7. Regularly Review and Adjust the Curriculum
Finally, it’s important to regularly review and adjust the curriculum based on the student’s progress and changing interests. Intermediate students are at a stage where their musical tastes and goals may evolve, so being flexible with your curriculum ensures that lessons remain relevant and engaging.
How to Review and Adjust the Curriculum:
- Periodic Assessments: Conduct regular assessments to gauge the student’s progress in key areas like technique, theory, and repertoire.
- Student Feedback: Ask for the student’s input on what they enjoy and what they’d like to focus on more. This feedback can help guide your lesson planning.
- Adapt to Interests: If a student develops a new interest in a particular genre or technique, incorporate that into the curriculum to keep them motivated and excited about learning.

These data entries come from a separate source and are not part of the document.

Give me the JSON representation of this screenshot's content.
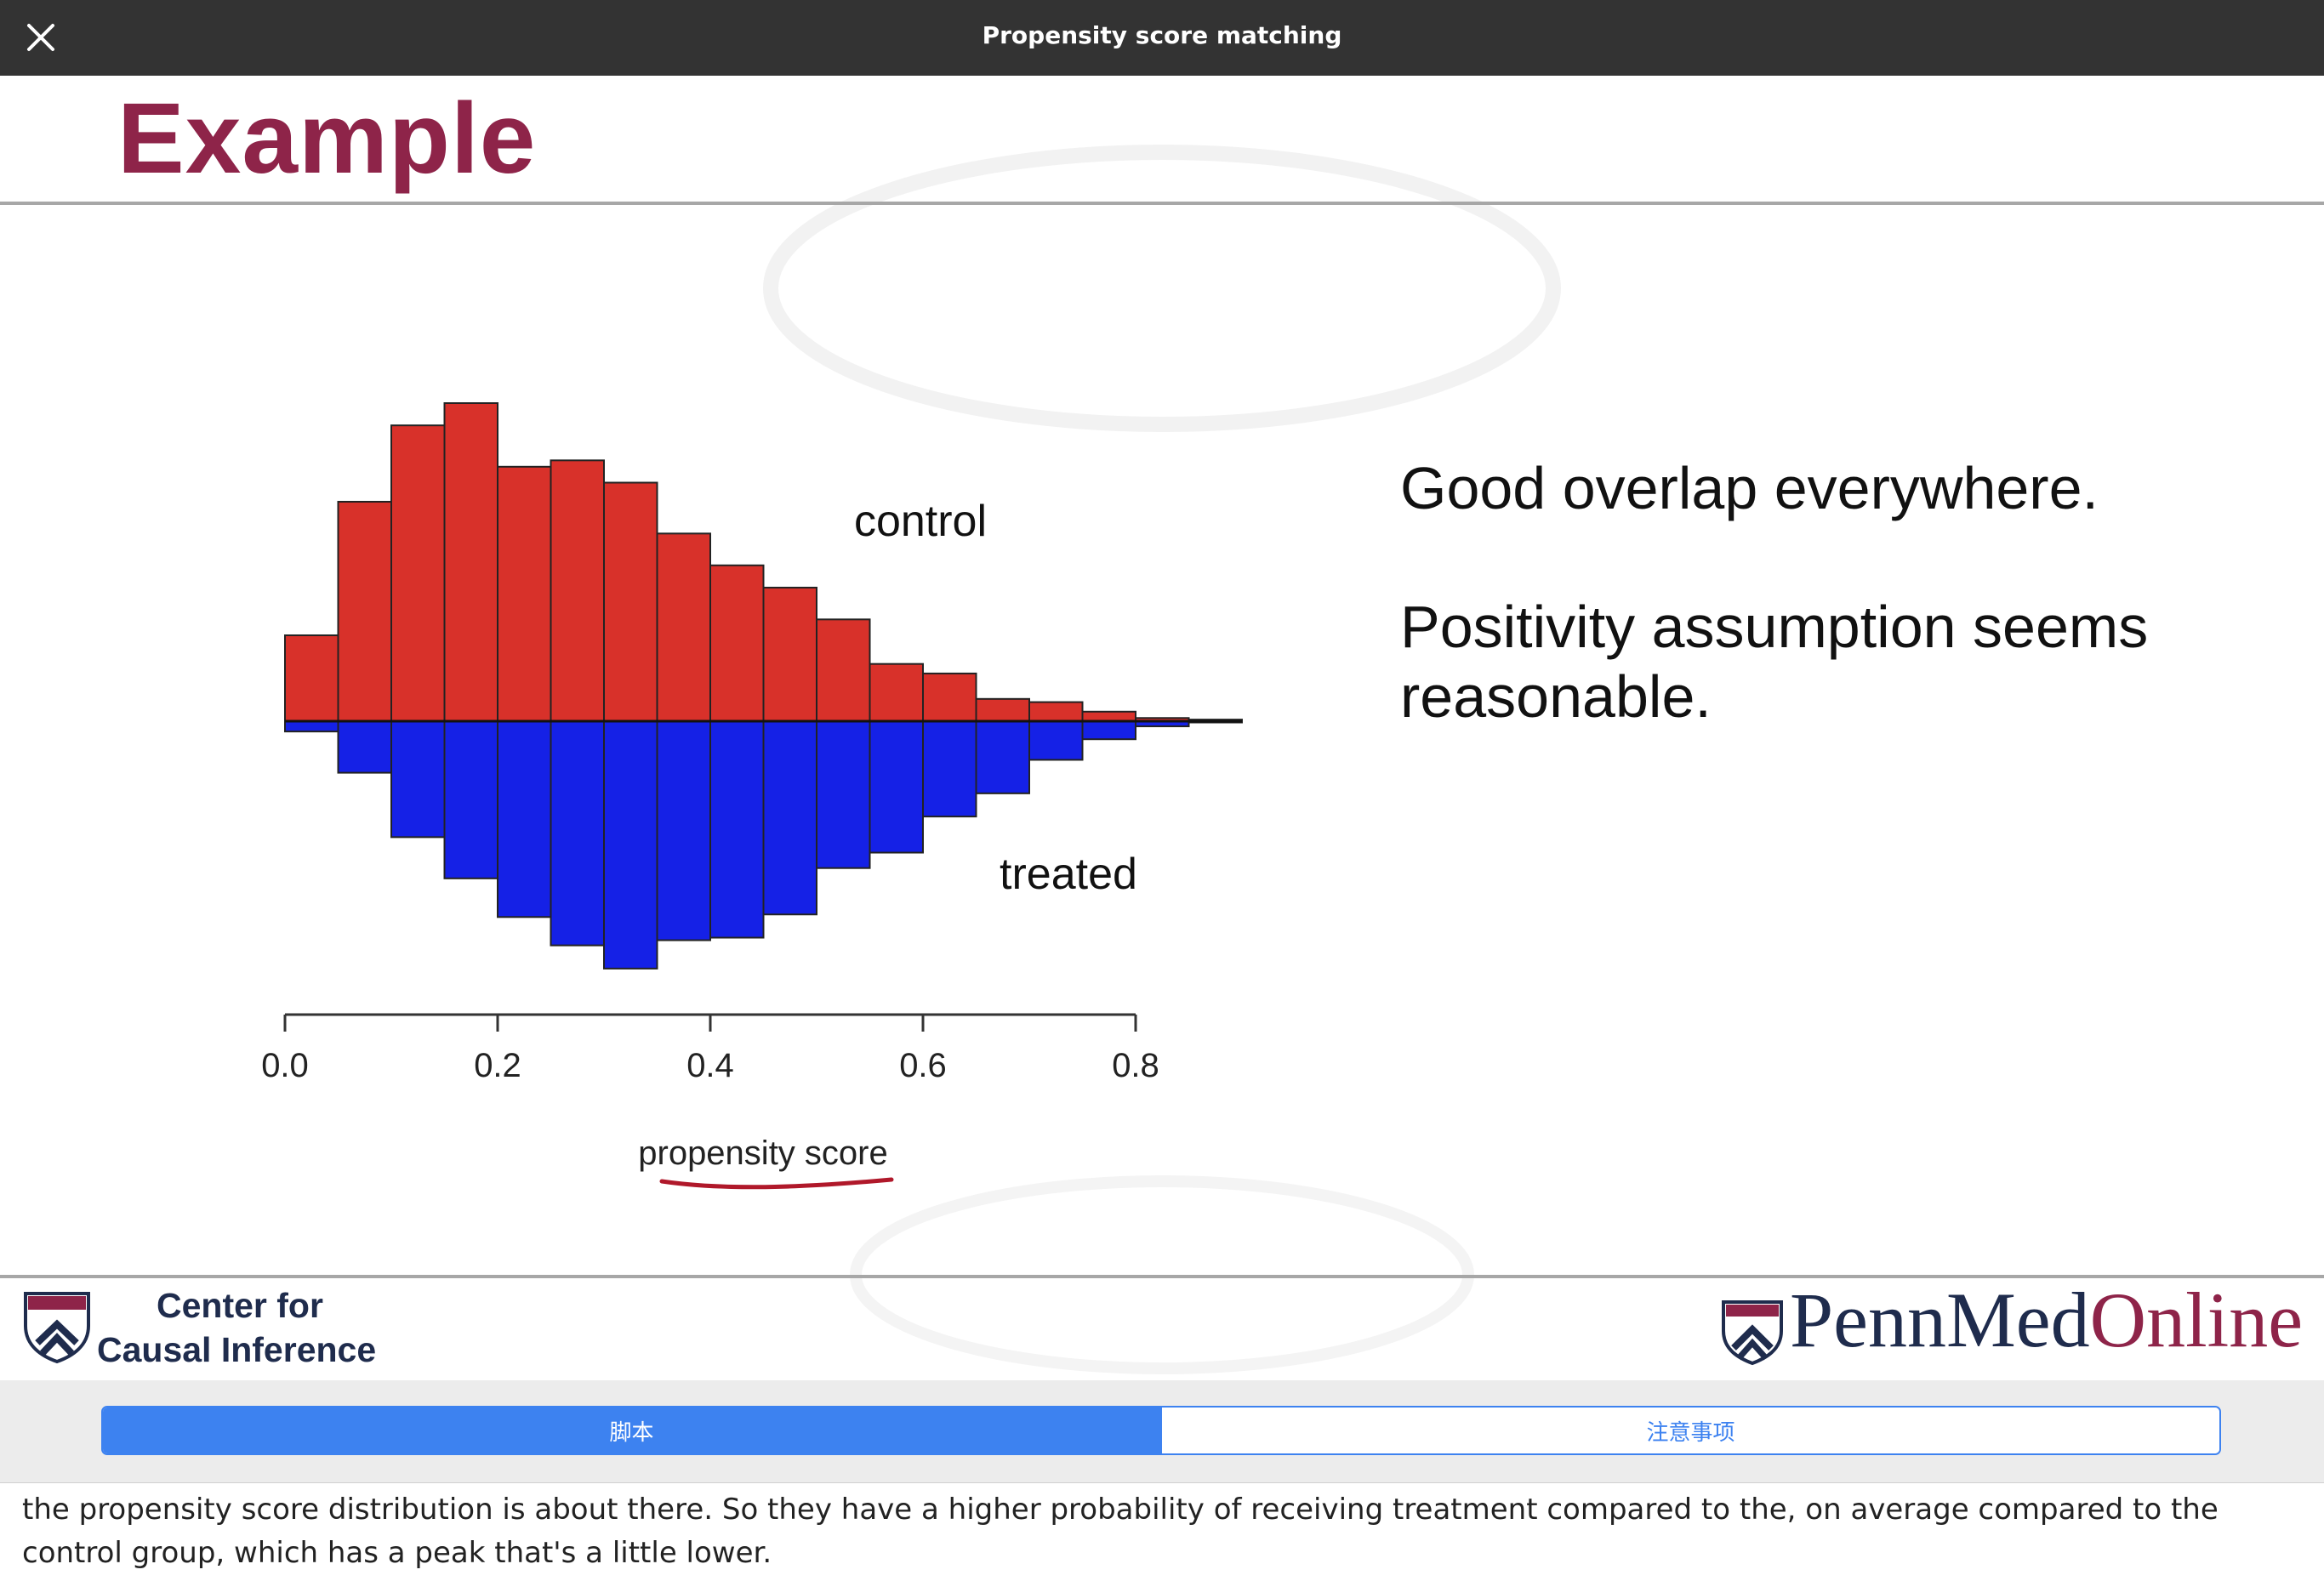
{
  "window": {
    "title": "Propensity score matching",
    "close_icon": "close-icon"
  },
  "slide": {
    "title": "Example",
    "bullets": [
      "Good overlap everywhere.",
      "Positivity assumption seems reasonable."
    ],
    "colors": {
      "title": "#8e2449",
      "control": "#d8312a",
      "treated": "#1521e6",
      "annotation": "#b0182a"
    },
    "footer": {
      "left_logo_text_line1": "Center for",
      "left_logo_text_line2": "Causal Inference",
      "right_logo_text_part1": "PennMed",
      "right_logo_text_part2": "Online",
      "shield_icon": "penn-shield-icon"
    }
  },
  "chart_data": {
    "type": "bar",
    "subtype": "mirrored-histogram",
    "xlabel": "propensity score",
    "x_ticks": [
      "0.0",
      "0.2",
      "0.4",
      "0.6",
      "0.8"
    ],
    "xlim": [
      0,
      0.9
    ],
    "bin_edges": [
      0.0,
      0.05,
      0.1,
      0.15,
      0.2,
      0.25,
      0.3,
      0.35,
      0.4,
      0.45,
      0.5,
      0.55,
      0.6,
      0.65,
      0.7,
      0.75,
      0.8,
      0.85,
      0.9
    ],
    "series": [
      {
        "name": "control",
        "direction": "up",
        "values": [
          0.27,
          0.69,
          0.93,
          1.0,
          0.8,
          0.82,
          0.75,
          0.59,
          0.49,
          0.42,
          0.32,
          0.18,
          0.15,
          0.07,
          0.06,
          0.03,
          0.01,
          0.005
        ]
      },
      {
        "name": "treated",
        "direction": "down",
        "values": [
          0.04,
          0.2,
          0.45,
          0.61,
          0.76,
          0.87,
          0.96,
          0.85,
          0.84,
          0.75,
          0.57,
          0.51,
          0.37,
          0.28,
          0.15,
          0.07,
          0.02,
          0.005
        ]
      }
    ],
    "x": [
      0.025,
      0.075,
      0.125,
      0.175,
      0.225,
      0.275,
      0.325,
      0.375,
      0.425,
      0.475,
      0.525,
      0.575,
      0.625,
      0.675,
      0.725,
      0.775,
      0.825,
      0.875
    ],
    "annotations": [
      {
        "type": "handwritten-underline",
        "target": "propensity score"
      }
    ]
  },
  "tabs": [
    {
      "label": "脚本",
      "active": true
    },
    {
      "label": "注意事项",
      "active": false
    }
  ],
  "transcript": {
    "text": "the propensity score distribution is about there. So they have a higher probability of receiving treatment compared to the, on average compared to the control group, which has a peak that's a little lower."
  }
}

By staying attuned to the student’s needs and interests, you can create a dynamic and responsive curriculum that supports their continued growth as a musician.
Conclusion
Developing a curriculum for intermediate guitar students involves balancing technical skill-building with creativity, theory, and performance. By assessing the student’s current abilities, setting clear goals, incorporating a variety of techniques and styles, emphasizing theory and ear training, introducing improvisation and composition, fostering performance skills, and regularly reviewing the curriculum, you can create a comprehensive learning experience that helps students transition to advanced levels of guitar playing. With a well-structured curriculum, you’ll keep students engaged, motivated, and on the path to becoming confident and versatile guitarists.